Following his deportation, O’Reilly fled to France, where he set up home with Mathilde Solymassy, a young girl whom he had married in Constantinople in 1867 shortly before his arrest. Settling in Boulogne-sur-Mer, he fathered a daughter, Eugenie, and a son, Henry, and reinvented himself as a railway consultant. Through the influence of friends, he found work in the service of a consortium of British entrepreneurs seeking a concession from the Serbian government to build a railway from Belgrade to Aleksinac. The contract, alas, was awarded to a competing bid and O’Reilly returned to Bordeaux, where his wife, by now aware that their marriage had never been officially registered, was pregnant with their third child. Despite promising to regularise the marriage at the earliest opportunity, O’Reilly had yet to do so when his new employers sent him to Morocco to lead a commercial delegation to the new sultan.
While waiting in Fez for an audience, O’Reilly contracted cholera.

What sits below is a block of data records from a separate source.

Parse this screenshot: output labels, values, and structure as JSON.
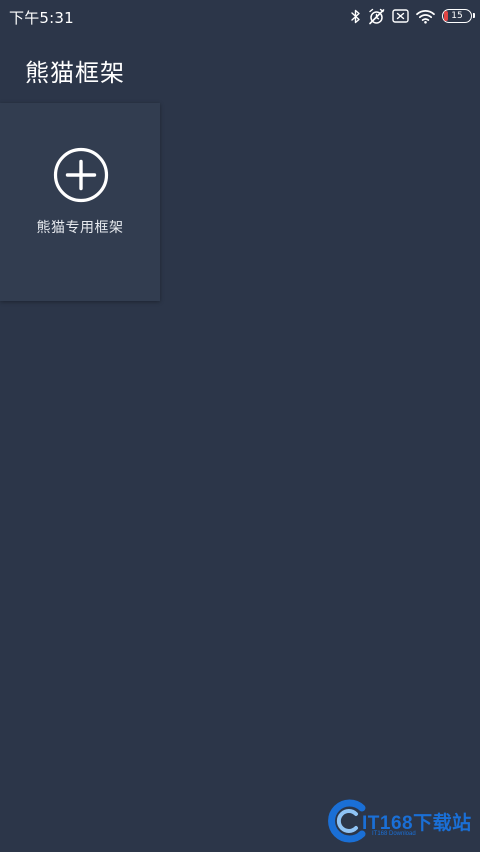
{
  "status_bar": {
    "time": "下午5:31",
    "icons": [
      "bluetooth-icon",
      "alarm-off-icon",
      "sim-off-icon",
      "wifi-icon",
      "battery-icon"
    ],
    "battery_level": "15",
    "battery_color": "#e04545"
  },
  "header": {
    "title": "熊猫框架"
  },
  "frames": [
    {
      "label": "熊猫专用框架",
      "icon": "add-circle-icon"
    }
  ],
  "watermark": {
    "text": "IT168下载站",
    "subtext": "IT168 Download"
  },
  "colors": {
    "background": "#2c3649",
    "card": "#323d50",
    "watermark": "#1a6fd6"
  }
}
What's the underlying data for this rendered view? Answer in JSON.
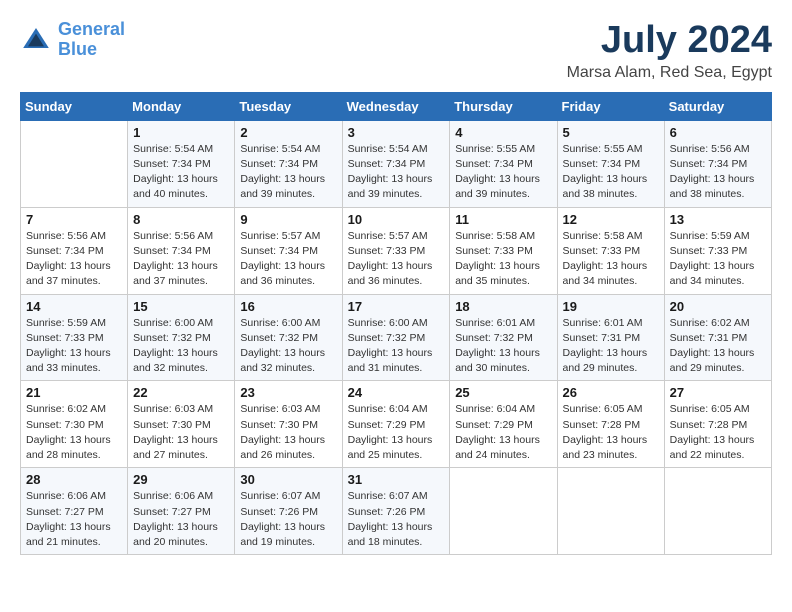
{
  "header": {
    "logo_line1": "General",
    "logo_line2": "Blue",
    "month": "July 2024",
    "location": "Marsa Alam, Red Sea, Egypt"
  },
  "days_of_week": [
    "Sunday",
    "Monday",
    "Tuesday",
    "Wednesday",
    "Thursday",
    "Friday",
    "Saturday"
  ],
  "weeks": [
    [
      {
        "num": "",
        "info": ""
      },
      {
        "num": "1",
        "info": "Sunrise: 5:54 AM\nSunset: 7:34 PM\nDaylight: 13 hours\nand 40 minutes."
      },
      {
        "num": "2",
        "info": "Sunrise: 5:54 AM\nSunset: 7:34 PM\nDaylight: 13 hours\nand 39 minutes."
      },
      {
        "num": "3",
        "info": "Sunrise: 5:54 AM\nSunset: 7:34 PM\nDaylight: 13 hours\nand 39 minutes."
      },
      {
        "num": "4",
        "info": "Sunrise: 5:55 AM\nSunset: 7:34 PM\nDaylight: 13 hours\nand 39 minutes."
      },
      {
        "num": "5",
        "info": "Sunrise: 5:55 AM\nSunset: 7:34 PM\nDaylight: 13 hours\nand 38 minutes."
      },
      {
        "num": "6",
        "info": "Sunrise: 5:56 AM\nSunset: 7:34 PM\nDaylight: 13 hours\nand 38 minutes."
      }
    ],
    [
      {
        "num": "7",
        "info": "Sunrise: 5:56 AM\nSunset: 7:34 PM\nDaylight: 13 hours\nand 37 minutes."
      },
      {
        "num": "8",
        "info": "Sunrise: 5:56 AM\nSunset: 7:34 PM\nDaylight: 13 hours\nand 37 minutes."
      },
      {
        "num": "9",
        "info": "Sunrise: 5:57 AM\nSunset: 7:34 PM\nDaylight: 13 hours\nand 36 minutes."
      },
      {
        "num": "10",
        "info": "Sunrise: 5:57 AM\nSunset: 7:33 PM\nDaylight: 13 hours\nand 36 minutes."
      },
      {
        "num": "11",
        "info": "Sunrise: 5:58 AM\nSunset: 7:33 PM\nDaylight: 13 hours\nand 35 minutes."
      },
      {
        "num": "12",
        "info": "Sunrise: 5:58 AM\nSunset: 7:33 PM\nDaylight: 13 hours\nand 34 minutes."
      },
      {
        "num": "13",
        "info": "Sunrise: 5:59 AM\nSunset: 7:33 PM\nDaylight: 13 hours\nand 34 minutes."
      }
    ],
    [
      {
        "num": "14",
        "info": "Sunrise: 5:59 AM\nSunset: 7:33 PM\nDaylight: 13 hours\nand 33 minutes."
      },
      {
        "num": "15",
        "info": "Sunrise: 6:00 AM\nSunset: 7:32 PM\nDaylight: 13 hours\nand 32 minutes."
      },
      {
        "num": "16",
        "info": "Sunrise: 6:00 AM\nSunset: 7:32 PM\nDaylight: 13 hours\nand 32 minutes."
      },
      {
        "num": "17",
        "info": "Sunrise: 6:00 AM\nSunset: 7:32 PM\nDaylight: 13 hours\nand 31 minutes."
      },
      {
        "num": "18",
        "info": "Sunrise: 6:01 AM\nSunset: 7:32 PM\nDaylight: 13 hours\nand 30 minutes."
      },
      {
        "num": "19",
        "info": "Sunrise: 6:01 AM\nSunset: 7:31 PM\nDaylight: 13 hours\nand 29 minutes."
      },
      {
        "num": "20",
        "info": "Sunrise: 6:02 AM\nSunset: 7:31 PM\nDaylight: 13 hours\nand 29 minutes."
      }
    ],
    [
      {
        "num": "21",
        "info": "Sunrise: 6:02 AM\nSunset: 7:30 PM\nDaylight: 13 hours\nand 28 minutes."
      },
      {
        "num": "22",
        "info": "Sunrise: 6:03 AM\nSunset: 7:30 PM\nDaylight: 13 hours\nand 27 minutes."
      },
      {
        "num": "23",
        "info": "Sunrise: 6:03 AM\nSunset: 7:30 PM\nDaylight: 13 hours\nand 26 minutes."
      },
      {
        "num": "24",
        "info": "Sunrise: 6:04 AM\nSunset: 7:29 PM\nDaylight: 13 hours\nand 25 minutes."
      },
      {
        "num": "25",
        "info": "Sunrise: 6:04 AM\nSunset: 7:29 PM\nDaylight: 13 hours\nand 24 minutes."
      },
      {
        "num": "26",
        "info": "Sunrise: 6:05 AM\nSunset: 7:28 PM\nDaylight: 13 hours\nand 23 minutes."
      },
      {
        "num": "27",
        "info": "Sunrise: 6:05 AM\nSunset: 7:28 PM\nDaylight: 13 hours\nand 22 minutes."
      }
    ],
    [
      {
        "num": "28",
        "info": "Sunrise: 6:06 AM\nSunset: 7:27 PM\nDaylight: 13 hours\nand 21 minutes."
      },
      {
        "num": "29",
        "info": "Sunrise: 6:06 AM\nSunset: 7:27 PM\nDaylight: 13 hours\nand 20 minutes."
      },
      {
        "num": "30",
        "info": "Sunrise: 6:07 AM\nSunset: 7:26 PM\nDaylight: 13 hours\nand 19 minutes."
      },
      {
        "num": "31",
        "info": "Sunrise: 6:07 AM\nSunset: 7:26 PM\nDaylight: 13 hours\nand 18 minutes."
      },
      {
        "num": "",
        "info": ""
      },
      {
        "num": "",
        "info": ""
      },
      {
        "num": "",
        "info": ""
      }
    ]
  ]
}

Tortured daily by fever, dehydration and bloody diarrhoea, he slowly wasted away. He deserved better, perhaps, than to suffer an undignified bedridden withering. On 29 December 1873, the ‘dashing sabreur of Calafat and Oltenitza’ lost his final battle and was laid to his eternal rest far from friends and family, leaving his wife and children destitute and with no legal standing. The few who had known him personally described him as a ‘gallant colonel’ whose career had been marred by a tendency to be over-sanguine, and yet a man, for all of that, who was extremely likeable. Today his name is largely forgotten.
Gerard Ronan is the author of Shamrock, crown and crescent—the remarkable life of Eugene ‘Hassan Bey’ O’Reilly, 1828–1873 (Staten House, 2024).